A short life of the author
Ignazio Silone (born Secondino Tranquilli, 1 May 1900 – 22 August 1978) was an Italian novelist, essayist, and political figure whose fiction about the impoverished peasants of the Abruzzi mountains was among the most powerful anti-Fascist literature produced in Europe during the 1930s and who became, in exile, one of the most celebrated Italian writers in the world — better known abroad, during the Fascist period, than any Italian writer except perhaps Pirandello. His reputation has since been complicated by the revelation, after his death, that he served as an informer for the Italian Fascist secret police (OVRA) during the very years when he was publicly denouncing Fascism and building his career as its literary opponent.
Early Life and Communism
Silone was born in Pescina, a small town in the Abruzzi region of central Italy, into a peasant family. His mother and several siblings were killed in the devastating Avezzano earthquake of 1915 — a trauma that pervades his fiction. He became politically active as a teenager, joined the Italian Socialist Party, and was a co-founder of the Italian Communist Party (PCI) at the Congress of Livorno in 1921. He worked as a Communist organiser and journalist through the 1920s, travelling to Moscow, Berlin, and Spain.
In 1930, Silone broke with the Communist Party — disillusioned, he later wrote, by its authoritarianism, its subordination to Moscow, and its betrayal of the workers and peasants it claimed to represent. His essay “Emergency Exit” (Uscita di sicurezza, 1965), which describes his disillusionment, is one of the finest accounts of leaving the Communist movement, comparable to Koestler’s Darkness at Noon and the essays in The God That Failed.
Fontamara (1933)
Written in exile in Switzerland, Silone’s first novel tells the story of a village of desperately poor peasants in the Abruzzi who are systematically cheated, exploited, and brutalized by the Fascist authorities and the local landowners. The narrative is told by three peasant narrators whose simplicity and bewilderment in the face of injustice are simultaneously comic and devastating. The novel’s final question — “Che fare?” (“What is to be done?”) — echoes Lenin but is asked with a genuine anguish that transcends political sloganeering.
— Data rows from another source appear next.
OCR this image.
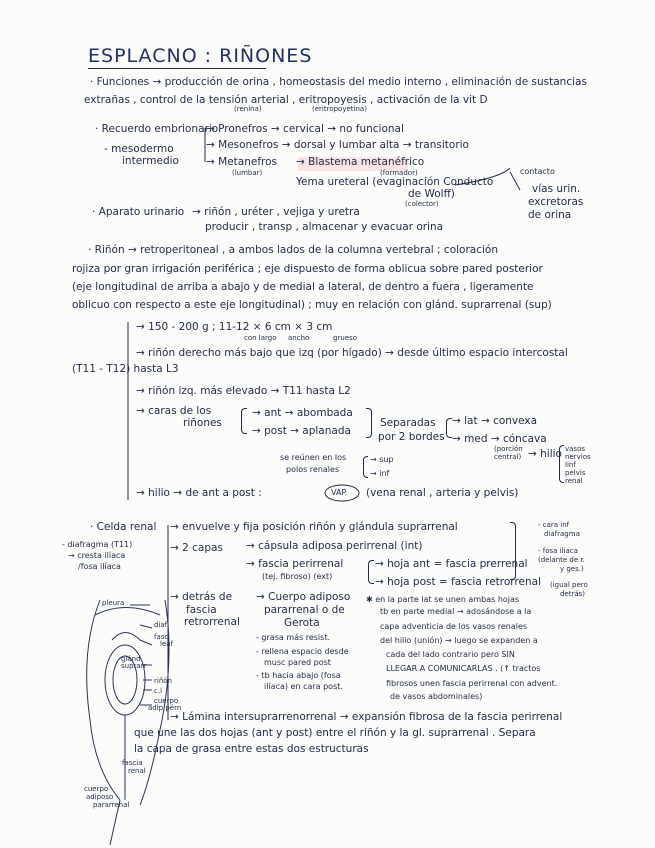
ESPLACNO : RIÑONES
· Funciones → producción de orina , homeostasis del medio interno , eliminación de sustancias
extrañas , control de la tensión arterial , eritropoyesis , activación de la vit D
(renina)	(eritropoyetina)
· Recuerdo embrionario
- mesodermo
intermedio
→ Pronefros → cervical → no funcional
→ Mesonefros → dorsal y lumbar alta → transitorio
→ Metanefros
(lumbar)
→ Blastema metanéfrico
(formador)
Yema ureteral (evaginación Conducto
de Wolff)
(colector)
contacto
vías urin.
excretoras
de orina
· Aparato urinario → riñón , uréter , vejiga y uretra
producir , transp , almacenar y evacuar orina
· Riñón → retroperitoneal , a ambos lados de la columna vertebral ; coloración
rojiza por gran irrigación periférica ; eje dispuesto de forma oblicua sobre pared posterior
(eje longitudinal de arriba a abajo y de medial a lateral, de dentro a fuera , ligeramente
oblicuo con respecto a este eje longitudinal) ; muy en relación con glánd. suprarrenal (sup)
→ 150 - 200 g ; 11-12 × 6 cm × 3 cm
con largo ancho	grueso
→ riñón derecho más bajo que izq (por hígado) → desde último espacio intercostal
(T11 - T12) hasta L3
→ riñón izq. más elevado → T11 hasta L2
→ caras de los
riñones
→ ant → abombada
→ post → aplanada
Separadas
por 2 bordes
→ lat → convexa
→ med → cóncava
(porción
central) → hilio vasos
nervios
linf
pelvis
renal
se reúnen en los
polos renales
→ sup
→ inf
→ hilio → de ant a post :	VAP (vena renal , arteria y pelvis)
· Celda renal → envuelve y fija posición riñón y glándula suprarrenal	- cara inf
diafragma
- fosa ilíaca
(delante de r.
y ges.)
(igual pero
detrás)
- diafragma (T11)
→ cresta ilíaca
/fosa ilíaca
→ 2 capas → cápsula adiposa perirrenal (int)
→ fascia perirrenal
(tej. fibroso) (ext)
→ hoja ant = fascia prerrenal
→ hoja post = fascia retrorrenal
→ detrás de
fascia
retrorrenal
→ Cuerpo adiposo
pararrenal o de
Gerota
- grasa más resist.
- rellena espacio desde
musc pared post
- tb hacia abajo (fosa
ilíaca) en cara post.
✱ en la parte lat se unen ambas hojas
tb en parte medial → adosándose a la
capa adventicia de los vasos renales
del hilio (unión) → luego se expanden a
cada del lado contrario pero SIN
LLEGAR A COMUNICARLAS . (↑ tractos
fibrosos unen fascia perirrenal con advent.
de vasos abdominales)
→ Lámina intersuprarrenorrenal → expansión fibrosa de la fascia perirrenal
que une las dos hojas (ant y post) entre el riñón y la gl. suprarrenal . Separa
la capa de grasa entre estas dos estructuras
pleura
diaf
fasc
leaf
glánd
suprarr
riñón
c.l
cuerpo
adip pérn
fascia
renal
cuerpo
adiposo
pararrenal
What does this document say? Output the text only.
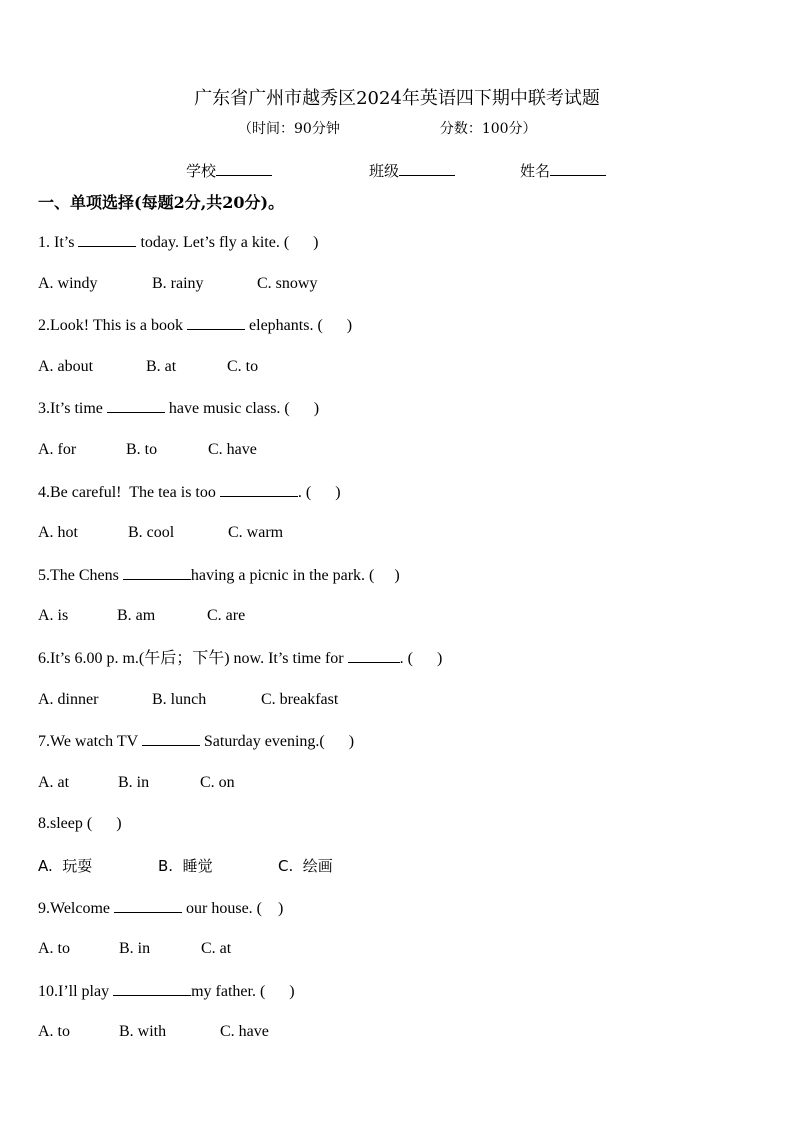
广东省广州市越秀区2024年英语四下期中联考试题
（时间：90分钟	分数：100分）
学校	班级	姓名
一、单项选择(每题2分,共20分)。
1. It’s	today. Let’s fly a kite. (      )
A. windy	B. rainy	C. snowy
2.Look! This is a book	elephants. (      )
A. about	B. at	C. to
3.It’s time	have music class. (      )
A. for	B. to	C. have
4.Be careful!  The tea is too	. (      )
A. hot	B. cool	C. warm
5.The Chens	having a picnic in the park. (     )
A. is	B. am	C. are
6.It’s 6.00 p. m.(午后；下午) now. It’s time for	. (      )
A. dinner	B. lunch	C. breakfast
7.We watch TV	Saturday evening.(      )
A. at	B. in	C. on
8.sleep (      )
A.  玩耍	B.  睡觉	C.  绘画
9.Welcome	our house. (    )
A. to	B. in	C. at
10.I’ll play	my father. (      )
A. to	B. with	C. have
Fontamara was translated into twenty-seven languages and made Silone internationally famous. It could not be published in Italy until after the fall of Fascism.
Bread and Wine (1936)
Silone’s finest novel follows Pietro Spina, a Communist revolutionary who returns secretly to Fascist Italy disguised as a priest and discovers that the peasants he wants to liberate are more concerned with survival than with revolution, and that the Church he despises may contain more genuine compassion than the Party he serves. The novel’s great achievement is its refusal to simplify: Spina’s revolutionary idealism, the peasants’ fatalism, the Church’s mixture of corruption and consolation, and the Fascist state’s casual brutality are all rendered with equal honesty.
Silone revised the novel extensively in 1955 (published as Vino e pane), and the revised version is generally considered superior. Both versions are masterpieces of political fiction.
Later Novels
The Seed Beneath the Snow (1942) continues the story of Pietro Spina. A Handful of Blackberries (1952) and The Secret of Luca (1956) are quieter, more contemplative works about moral choice and community. The Fox and the Camellias (1960) is a Cold War novel. All are set in the Abruzzi, and all are concerned with the tension between individual conscience and collective ideology.
The OVRA Revelation
In 1996, historians working in Italian archives discovered documents indicating that Silone had served as an informer for OVRA (the Fascist secret police) in the late 1920s and possibly into the early 1930s — providing information about Communist Party activities and personnel. The revelations were explosive. Silone’s defenders argued that the documents might have been fabricated, that his informing was limited and reluctant, or that he was acting as a double agent. His critics argued that he had betrayed his comrades while publicly posing as a hero of the anti-Fascist resistance.
The debate has not been resolved, and Silone’s reputation in Italy remains deeply contested. Outside Italy, he is still read primarily as the author of Fontamara and Bread and Wine, and the OVRA controversy, while troubling, has not destroyed the literary value of his novels.
Collecting Silone
Fontamara (1933, German-language first edition published in Zurich) is the rarest and most desirable Silone title. The first Italian edition (1945, post-liberation) is also sought. English translations by various publishers are affordable. Bread and Wine (1937, Harper) in first American edition is collectible.